In order to solve the problems of noise and sparseness of data in the commodity field, the data characteristics of the commodity field are increased on the basis of the traditional map embedding technology, and a data organization form of the commodity field provides a commodity map vectorization model in the commodity field so as to be suitable for tasks of commodity recommendation, commodity search, commodity map completion and the like in the commodity field.

First, the embodiment of the present disclosure provides a commodity map vectorization method, which may be executed by any electronic device with computing processing capability.

Fig. 1 shows a flowchart of a commodity map vectorization method in an embodiment of the present disclosure, and as shown in fig. 1, the commodity map vectorization method provided in the embodiment of the present disclosure includes the following steps:

s102, constructing a commodity map, wherein the commodity map at least comprises the following entity relations: user dimensions, commodity dimensions, and category dimensions.

The product map in the embodiments of the present disclosure refers to a knowledge map in the product field, and may be applied to tasks such as product recommendation and product search in the product field.

In some embodiments, the entity relationship of the user dimension includes, but is not limited to: co-purchasing and co-browsing; the entity relationships of the commodity dimensions include, but are not limited to: similar goods and goods descriptions; entity relationships for a class dimension include, but are not limited to: the hierarchical relationship of the categories to which the commodity belongs.

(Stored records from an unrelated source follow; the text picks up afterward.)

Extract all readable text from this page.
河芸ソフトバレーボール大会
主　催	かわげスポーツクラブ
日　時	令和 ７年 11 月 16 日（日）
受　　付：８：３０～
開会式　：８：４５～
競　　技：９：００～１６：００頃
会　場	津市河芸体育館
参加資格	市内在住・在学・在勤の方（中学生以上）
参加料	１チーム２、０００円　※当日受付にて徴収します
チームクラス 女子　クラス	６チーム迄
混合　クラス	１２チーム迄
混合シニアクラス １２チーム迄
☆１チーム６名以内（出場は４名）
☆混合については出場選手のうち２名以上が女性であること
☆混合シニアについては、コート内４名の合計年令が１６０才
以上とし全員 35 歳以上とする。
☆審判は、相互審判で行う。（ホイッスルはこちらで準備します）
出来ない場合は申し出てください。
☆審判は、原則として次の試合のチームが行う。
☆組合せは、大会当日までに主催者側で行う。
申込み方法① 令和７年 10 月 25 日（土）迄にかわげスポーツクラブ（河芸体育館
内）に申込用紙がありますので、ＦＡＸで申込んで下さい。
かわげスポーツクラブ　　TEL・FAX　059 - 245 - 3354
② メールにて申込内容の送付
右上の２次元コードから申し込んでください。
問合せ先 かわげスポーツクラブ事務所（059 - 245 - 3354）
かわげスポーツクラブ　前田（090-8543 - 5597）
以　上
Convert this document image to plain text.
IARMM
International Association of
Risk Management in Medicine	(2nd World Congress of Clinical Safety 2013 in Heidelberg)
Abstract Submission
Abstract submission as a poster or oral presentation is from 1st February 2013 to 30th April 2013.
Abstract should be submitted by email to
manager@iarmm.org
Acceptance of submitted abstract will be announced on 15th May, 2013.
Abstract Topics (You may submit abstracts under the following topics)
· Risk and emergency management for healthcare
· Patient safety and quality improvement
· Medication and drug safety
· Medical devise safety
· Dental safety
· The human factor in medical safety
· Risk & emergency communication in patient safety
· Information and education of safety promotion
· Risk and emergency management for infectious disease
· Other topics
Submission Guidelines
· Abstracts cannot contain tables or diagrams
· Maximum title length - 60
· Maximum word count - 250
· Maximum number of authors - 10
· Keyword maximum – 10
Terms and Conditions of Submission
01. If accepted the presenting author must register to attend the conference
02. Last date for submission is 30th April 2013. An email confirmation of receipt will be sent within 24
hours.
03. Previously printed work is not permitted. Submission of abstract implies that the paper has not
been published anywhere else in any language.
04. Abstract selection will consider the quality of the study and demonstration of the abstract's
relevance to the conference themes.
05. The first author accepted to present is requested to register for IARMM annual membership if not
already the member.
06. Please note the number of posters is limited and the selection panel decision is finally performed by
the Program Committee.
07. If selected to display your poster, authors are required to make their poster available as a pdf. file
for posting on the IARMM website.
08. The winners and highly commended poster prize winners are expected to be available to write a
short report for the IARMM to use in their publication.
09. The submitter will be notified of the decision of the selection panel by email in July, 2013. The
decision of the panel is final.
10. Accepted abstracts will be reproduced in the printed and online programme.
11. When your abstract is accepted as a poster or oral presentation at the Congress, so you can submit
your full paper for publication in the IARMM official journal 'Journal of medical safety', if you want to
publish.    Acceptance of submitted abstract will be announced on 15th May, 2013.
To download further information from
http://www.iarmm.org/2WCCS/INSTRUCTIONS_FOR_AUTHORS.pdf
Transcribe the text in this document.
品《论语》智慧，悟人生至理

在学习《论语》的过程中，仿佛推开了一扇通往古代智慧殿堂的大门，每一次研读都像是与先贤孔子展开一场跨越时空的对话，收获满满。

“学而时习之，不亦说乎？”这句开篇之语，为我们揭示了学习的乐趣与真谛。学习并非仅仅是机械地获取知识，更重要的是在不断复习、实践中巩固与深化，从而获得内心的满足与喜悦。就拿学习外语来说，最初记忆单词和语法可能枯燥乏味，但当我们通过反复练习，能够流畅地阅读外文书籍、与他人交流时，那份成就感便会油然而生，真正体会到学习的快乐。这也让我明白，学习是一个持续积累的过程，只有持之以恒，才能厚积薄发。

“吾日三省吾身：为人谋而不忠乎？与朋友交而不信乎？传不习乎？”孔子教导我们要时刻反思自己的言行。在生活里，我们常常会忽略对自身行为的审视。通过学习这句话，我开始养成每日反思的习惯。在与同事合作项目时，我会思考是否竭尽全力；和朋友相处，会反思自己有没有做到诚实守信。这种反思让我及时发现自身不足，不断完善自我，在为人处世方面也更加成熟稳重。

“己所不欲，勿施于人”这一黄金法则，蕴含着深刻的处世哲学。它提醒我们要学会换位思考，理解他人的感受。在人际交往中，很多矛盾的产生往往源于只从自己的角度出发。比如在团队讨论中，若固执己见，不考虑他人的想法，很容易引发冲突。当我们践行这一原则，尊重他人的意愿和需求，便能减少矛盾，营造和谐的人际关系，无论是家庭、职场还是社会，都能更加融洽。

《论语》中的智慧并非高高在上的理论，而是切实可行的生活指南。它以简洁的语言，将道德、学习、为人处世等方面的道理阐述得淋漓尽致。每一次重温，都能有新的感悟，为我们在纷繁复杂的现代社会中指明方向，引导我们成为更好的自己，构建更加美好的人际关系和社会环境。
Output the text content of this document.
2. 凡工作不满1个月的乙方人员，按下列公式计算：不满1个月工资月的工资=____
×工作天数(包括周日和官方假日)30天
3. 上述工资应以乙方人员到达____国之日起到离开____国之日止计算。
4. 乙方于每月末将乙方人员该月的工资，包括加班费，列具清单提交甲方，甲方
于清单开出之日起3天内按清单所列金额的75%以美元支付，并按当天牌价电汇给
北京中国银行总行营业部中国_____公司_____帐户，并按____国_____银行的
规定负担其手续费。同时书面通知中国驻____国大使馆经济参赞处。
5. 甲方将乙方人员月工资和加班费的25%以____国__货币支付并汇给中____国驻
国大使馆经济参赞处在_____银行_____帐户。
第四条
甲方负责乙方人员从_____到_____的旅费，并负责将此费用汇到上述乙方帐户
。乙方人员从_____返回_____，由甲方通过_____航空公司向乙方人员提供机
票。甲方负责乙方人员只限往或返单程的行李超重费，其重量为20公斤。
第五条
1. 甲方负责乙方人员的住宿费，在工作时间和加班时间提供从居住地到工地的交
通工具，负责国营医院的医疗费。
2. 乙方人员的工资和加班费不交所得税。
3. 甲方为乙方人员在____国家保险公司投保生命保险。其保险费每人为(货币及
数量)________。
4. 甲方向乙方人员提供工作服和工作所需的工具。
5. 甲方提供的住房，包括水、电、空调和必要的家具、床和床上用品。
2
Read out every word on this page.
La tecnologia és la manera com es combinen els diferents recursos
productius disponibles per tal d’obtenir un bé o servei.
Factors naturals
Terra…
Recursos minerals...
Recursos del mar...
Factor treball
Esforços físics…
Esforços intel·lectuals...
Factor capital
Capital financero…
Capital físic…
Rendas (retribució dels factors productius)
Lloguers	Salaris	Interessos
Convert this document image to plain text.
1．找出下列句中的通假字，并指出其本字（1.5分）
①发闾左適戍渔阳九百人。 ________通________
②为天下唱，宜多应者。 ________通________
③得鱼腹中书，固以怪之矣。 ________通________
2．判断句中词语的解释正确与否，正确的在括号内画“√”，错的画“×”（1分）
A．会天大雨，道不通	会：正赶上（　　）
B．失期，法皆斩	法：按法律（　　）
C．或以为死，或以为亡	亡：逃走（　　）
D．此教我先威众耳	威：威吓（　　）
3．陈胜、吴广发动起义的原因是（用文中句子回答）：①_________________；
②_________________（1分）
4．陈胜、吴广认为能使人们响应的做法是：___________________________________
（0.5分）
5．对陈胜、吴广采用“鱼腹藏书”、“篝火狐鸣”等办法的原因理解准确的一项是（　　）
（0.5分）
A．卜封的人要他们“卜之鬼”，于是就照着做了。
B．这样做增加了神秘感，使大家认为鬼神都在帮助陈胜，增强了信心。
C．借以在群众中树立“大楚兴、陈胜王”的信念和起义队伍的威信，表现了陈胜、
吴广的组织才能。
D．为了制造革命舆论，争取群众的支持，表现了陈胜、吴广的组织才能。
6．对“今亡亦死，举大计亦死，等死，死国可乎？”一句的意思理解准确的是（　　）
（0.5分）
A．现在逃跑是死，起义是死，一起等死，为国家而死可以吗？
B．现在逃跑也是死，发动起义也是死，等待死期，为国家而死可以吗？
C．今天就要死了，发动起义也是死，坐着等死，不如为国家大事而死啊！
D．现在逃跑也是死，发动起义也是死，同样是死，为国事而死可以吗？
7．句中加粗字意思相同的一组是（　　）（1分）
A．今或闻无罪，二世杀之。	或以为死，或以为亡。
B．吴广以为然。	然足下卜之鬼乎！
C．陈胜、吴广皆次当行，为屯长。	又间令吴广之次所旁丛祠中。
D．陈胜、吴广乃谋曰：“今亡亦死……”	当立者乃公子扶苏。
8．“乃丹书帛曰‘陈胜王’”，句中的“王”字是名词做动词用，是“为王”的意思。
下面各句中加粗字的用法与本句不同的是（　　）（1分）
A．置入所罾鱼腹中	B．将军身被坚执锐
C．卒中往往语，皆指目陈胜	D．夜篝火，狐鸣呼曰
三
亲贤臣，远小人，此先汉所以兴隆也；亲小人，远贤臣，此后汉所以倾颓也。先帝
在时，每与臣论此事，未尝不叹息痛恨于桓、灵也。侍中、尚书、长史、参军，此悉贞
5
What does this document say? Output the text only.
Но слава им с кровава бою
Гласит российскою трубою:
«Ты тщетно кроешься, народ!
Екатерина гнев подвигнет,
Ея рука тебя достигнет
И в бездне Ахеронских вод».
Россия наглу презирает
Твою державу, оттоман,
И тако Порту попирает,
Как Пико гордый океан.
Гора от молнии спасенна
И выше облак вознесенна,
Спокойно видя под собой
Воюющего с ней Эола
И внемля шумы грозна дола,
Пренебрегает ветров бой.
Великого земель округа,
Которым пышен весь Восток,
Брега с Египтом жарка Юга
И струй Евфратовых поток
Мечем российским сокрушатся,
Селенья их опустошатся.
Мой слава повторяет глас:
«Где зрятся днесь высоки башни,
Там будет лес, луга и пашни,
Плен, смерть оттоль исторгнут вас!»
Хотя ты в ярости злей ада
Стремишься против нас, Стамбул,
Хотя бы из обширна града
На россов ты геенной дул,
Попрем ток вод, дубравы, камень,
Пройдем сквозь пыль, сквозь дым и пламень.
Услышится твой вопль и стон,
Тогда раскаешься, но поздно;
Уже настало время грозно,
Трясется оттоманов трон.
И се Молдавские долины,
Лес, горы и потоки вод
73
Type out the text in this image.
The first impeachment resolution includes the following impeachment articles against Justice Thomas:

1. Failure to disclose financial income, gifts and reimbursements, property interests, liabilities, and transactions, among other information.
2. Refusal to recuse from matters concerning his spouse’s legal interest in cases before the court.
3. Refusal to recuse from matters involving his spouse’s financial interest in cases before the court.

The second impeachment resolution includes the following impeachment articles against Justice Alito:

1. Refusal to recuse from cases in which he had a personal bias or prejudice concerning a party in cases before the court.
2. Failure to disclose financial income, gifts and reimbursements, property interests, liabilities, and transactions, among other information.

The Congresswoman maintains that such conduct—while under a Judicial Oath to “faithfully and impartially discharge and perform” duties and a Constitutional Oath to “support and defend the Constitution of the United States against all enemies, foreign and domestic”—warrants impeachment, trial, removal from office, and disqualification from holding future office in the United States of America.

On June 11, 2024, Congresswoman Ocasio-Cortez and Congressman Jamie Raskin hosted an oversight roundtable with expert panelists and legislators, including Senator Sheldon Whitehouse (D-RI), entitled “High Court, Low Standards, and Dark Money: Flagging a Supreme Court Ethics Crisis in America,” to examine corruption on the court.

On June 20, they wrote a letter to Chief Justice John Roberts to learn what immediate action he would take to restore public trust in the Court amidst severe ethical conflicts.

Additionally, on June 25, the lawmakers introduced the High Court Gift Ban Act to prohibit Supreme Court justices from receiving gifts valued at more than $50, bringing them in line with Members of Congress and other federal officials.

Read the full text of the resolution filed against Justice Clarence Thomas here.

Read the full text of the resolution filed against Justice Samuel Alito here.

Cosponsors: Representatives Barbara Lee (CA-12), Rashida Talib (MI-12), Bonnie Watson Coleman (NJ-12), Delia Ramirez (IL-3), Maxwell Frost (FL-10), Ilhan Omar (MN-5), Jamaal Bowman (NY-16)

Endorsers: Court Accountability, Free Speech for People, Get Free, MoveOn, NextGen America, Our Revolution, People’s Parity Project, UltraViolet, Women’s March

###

It should be noted that the co-purchasing and co-browsing in the embodiment of the present disclosure may be a user relationship of co-purchasing or browsing the same product, or may be a user relationship of co-purchasing or browsing similar products.

The commodity map constructed in the embodiment of the disclosure can provide a calculation mode of knowledge input and knowledge superposition for embedding the commodity knowledge map, provide a check standard for a downstream knowledge completion task, and provide verification data for commodity quantity representation of similar commodities.

And S104, learning the vector representation of the entity relationship in the commodity map according to the commodity data and the user interaction data acquired from the E-commerce platform to obtain a commodity map vectorization representation model.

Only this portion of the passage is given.